SURABAYA, iNEWSSURABAYA.ID - Seorang ibu rumah tangga di Kebraon, Astri (59), sukses mengembangkan bisnis busana muslimah hingga menjangkau pasar luar pulau dan luar negeri seperti Malaysia. Waktu itu sekitar tahun 2003–2004, kondisi ekonomi Astri tidak menentu. Meski suaminya seorang kontraktor, namun belum cukup memenuhi kebutuhan sehari-hari. Akhirnya, tetapi Astri berinisiatif mencoba berdagang.
Awalnya saya hanya jualan baju keliling tetangga. Barangnya ambil dari Pasar Turi, sistemnya bayar nyicil tiga kali. Dari jualan kecil-kecilan, Astri memberanikan diri menyewa tempat di Pasar Turi. Barang dagangannya pun mulai diambil dari Tanah Abang, khususnya baju muslim.
“Pas lebaran ramai, tapi habis lebaran langsung anjlok. Akhirnya saya cari produk yang stabil, ketemu sama Zoya,” ujar Astri berkisah, Rabu (30/4/2025).
Selama lima tahun menjadi mitra Zoya, Astri banyak belajar soal pengelolaan toko dan pemasaran. Ia bahkan tercatat punya toko terbanyak di Surabaya, sampai sembilan toko. Namun, di titik itu, ia mulai berpikir: '“kenapa terus membesarkan merek orang?”

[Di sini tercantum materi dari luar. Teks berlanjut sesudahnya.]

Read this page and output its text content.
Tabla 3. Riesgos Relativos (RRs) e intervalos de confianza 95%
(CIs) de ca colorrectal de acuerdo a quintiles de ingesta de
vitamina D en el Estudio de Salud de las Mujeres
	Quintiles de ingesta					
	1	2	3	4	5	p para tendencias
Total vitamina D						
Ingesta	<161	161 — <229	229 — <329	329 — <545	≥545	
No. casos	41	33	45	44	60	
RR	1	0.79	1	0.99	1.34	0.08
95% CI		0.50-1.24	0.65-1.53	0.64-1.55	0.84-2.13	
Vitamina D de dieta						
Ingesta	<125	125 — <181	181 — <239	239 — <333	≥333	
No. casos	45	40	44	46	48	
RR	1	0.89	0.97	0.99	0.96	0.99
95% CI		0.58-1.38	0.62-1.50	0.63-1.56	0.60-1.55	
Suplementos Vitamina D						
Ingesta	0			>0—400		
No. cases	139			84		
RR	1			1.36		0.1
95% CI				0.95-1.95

Tahun 2008, Astri pun memutuskan membuat brand sendiri, mengambil nama dari anaknya: Nisrina. Produksi awal dilakukan dengan sistem maklon di Bandung. Produk pertama adalah kerudung basic yang saat itu sudah mulai ditinggalkan Zoya.

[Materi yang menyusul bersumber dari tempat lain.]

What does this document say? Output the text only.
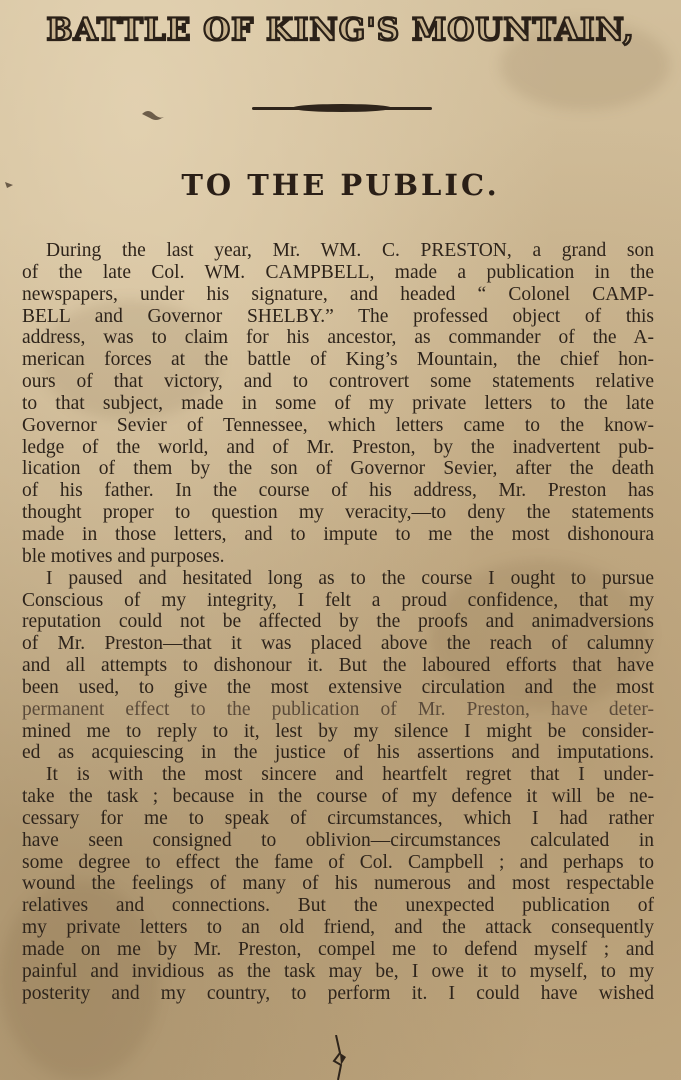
BATTLE OF KING'S MOUNTAIN,
TO THE PUBLIC.
During the last year, Mr. WM. C. PRESTON, a grand son
of the late Col. WM. CAMPBELL, made a publication in the
newspapers, under his signature, and headed “ Colonel CAMP-
BELL and Governor SHELBY.” The professed object of this
address, was to claim for his ancestor, as commander of the A-
merican forces at the battle of King’s Mountain, the chief hon-
ours of that victory, and to controvert some statements relative
to that subject, made in some of my private letters to the late
Governor Sevier of Tennessee, which letters came to the know-
ledge of the world, and of Mr. Preston, by the inadvertent pub-
lication of them by the son of Governor Sevier, after the death
of his father. In the course of his address, Mr. Preston has
thought proper to question my veracity,—to deny the statements
made in those letters, and to impute to me the most dishonoura
ble motives and purposes.
I paused and hesitated long as to the course I ought to pursue
Conscious of my integrity, I felt a proud confidence, that my
reputation could not be affected by the proofs and animadversions
of Mr. Preston—that it was placed above the reach of calumny
and all attempts to dishonour it. But the laboured efforts that have
been used, to give the most extensive circulation and the most
permanent effect to the publication of Mr. Preston, have deter-
mined me to reply to it, lest by my silence I might be consider-
ed as acquiescing in the justice of his assertions and imputations.
It is with the most sincere and heartfelt regret that I under-
take the task ; because in the course of my defence it will be ne-
cessary for me to speak of circumstances, which I had rather
have seen consigned to oblivion—circumstances calculated in
some degree to effect the fame of Col. Campbell ; and perhaps to
wound the feelings of many of his numerous and most respectable
relatives and connections. But the unexpected publication of
my private letters to an old friend, and the attack consequently
made on me by Mr. Preston, compel me to defend myself ; and
painful and invidious as the task may be, I owe it to myself, to my
posterity and my country, to perform it. I could have wished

“Awalnya kalah jauh, mereka produksi 23 ribu, saya cuma seribu. Tapi pelan-pelan naik karena kualitas kami bagus dan harga lebih murah,” ucapnya.
Lambat laun, Nisrina Hijab berkembang pesat. Sebelum pandemi, mereka punya 20 toko di berbagai kota, termasuk Surabaya, Solo, Gresik, Malang, dan Jakarta. Agen pun pernah mencapai 50 orang, menyebar hingga Kalimantan dan Papua.
Jenis produk yang ditawarkan pun makin beragam. Mulai dari kerudung, ciput, pashmina, bergo, inner gamis, hingga manset. Produksi harian mencapai 3.500–5.000 potong. Bahkan sempat menembus 13 ton per bulan sebelum pandemi.
Namun, badai COVID-19 membuat mereka harus menutup 17 dari 20 toko. Astri menyebut masa itu sebagai momen terberat sekaligus paling menyadarkan.
“Tiga tahun saya berkutat di gudang, dua rumah penuh barang. Tapi alhamdulillah, pandemi juga bikin kami terbebas dari utang. Itu berkah tersendiri,” katanya.
Saat ini, Nisrina Hijab mengandalkan penjualan online yang menyumbang sekitar 60 persen omzet. Mereka aktif di Shopee dan beberapa marketplace lain, mengirim hingga ratusan paket per hari, terutama saat Ramadan.
“Dulu offline yang kuat, sekarang online lebih mendominasi. Shopee paling tinggi penjualannya,” tambah Nisrina (25), putri Astri yang kini memegang kendali operasional.
Dengan lebih dari 10 ribu member terdaftar, Nisrina Hijab terus bertahan mengikuti tren pasar, termasuk lewat live jualan harian dan riset desain ke Malaysia.
“Kami adaptasi terus. Gayanya anak sekarang beda, saya belajar dari anak saya sendiri,” ujar Astri.
Sementara Nisrina menambahkan, pengiriman ke luar negeri, seperti Malaysia, masih berjalan satu hingga dua kali per bulan. Produk mereka dijual mulai Rp12 ribu untuk bandana hingga Rp247 ribu untuk kerudung premium.
“Kami fokus mempertahankan kualitas dan tetap terjangkau. Itu yang bikin pelanggan loyal,” tutupnya.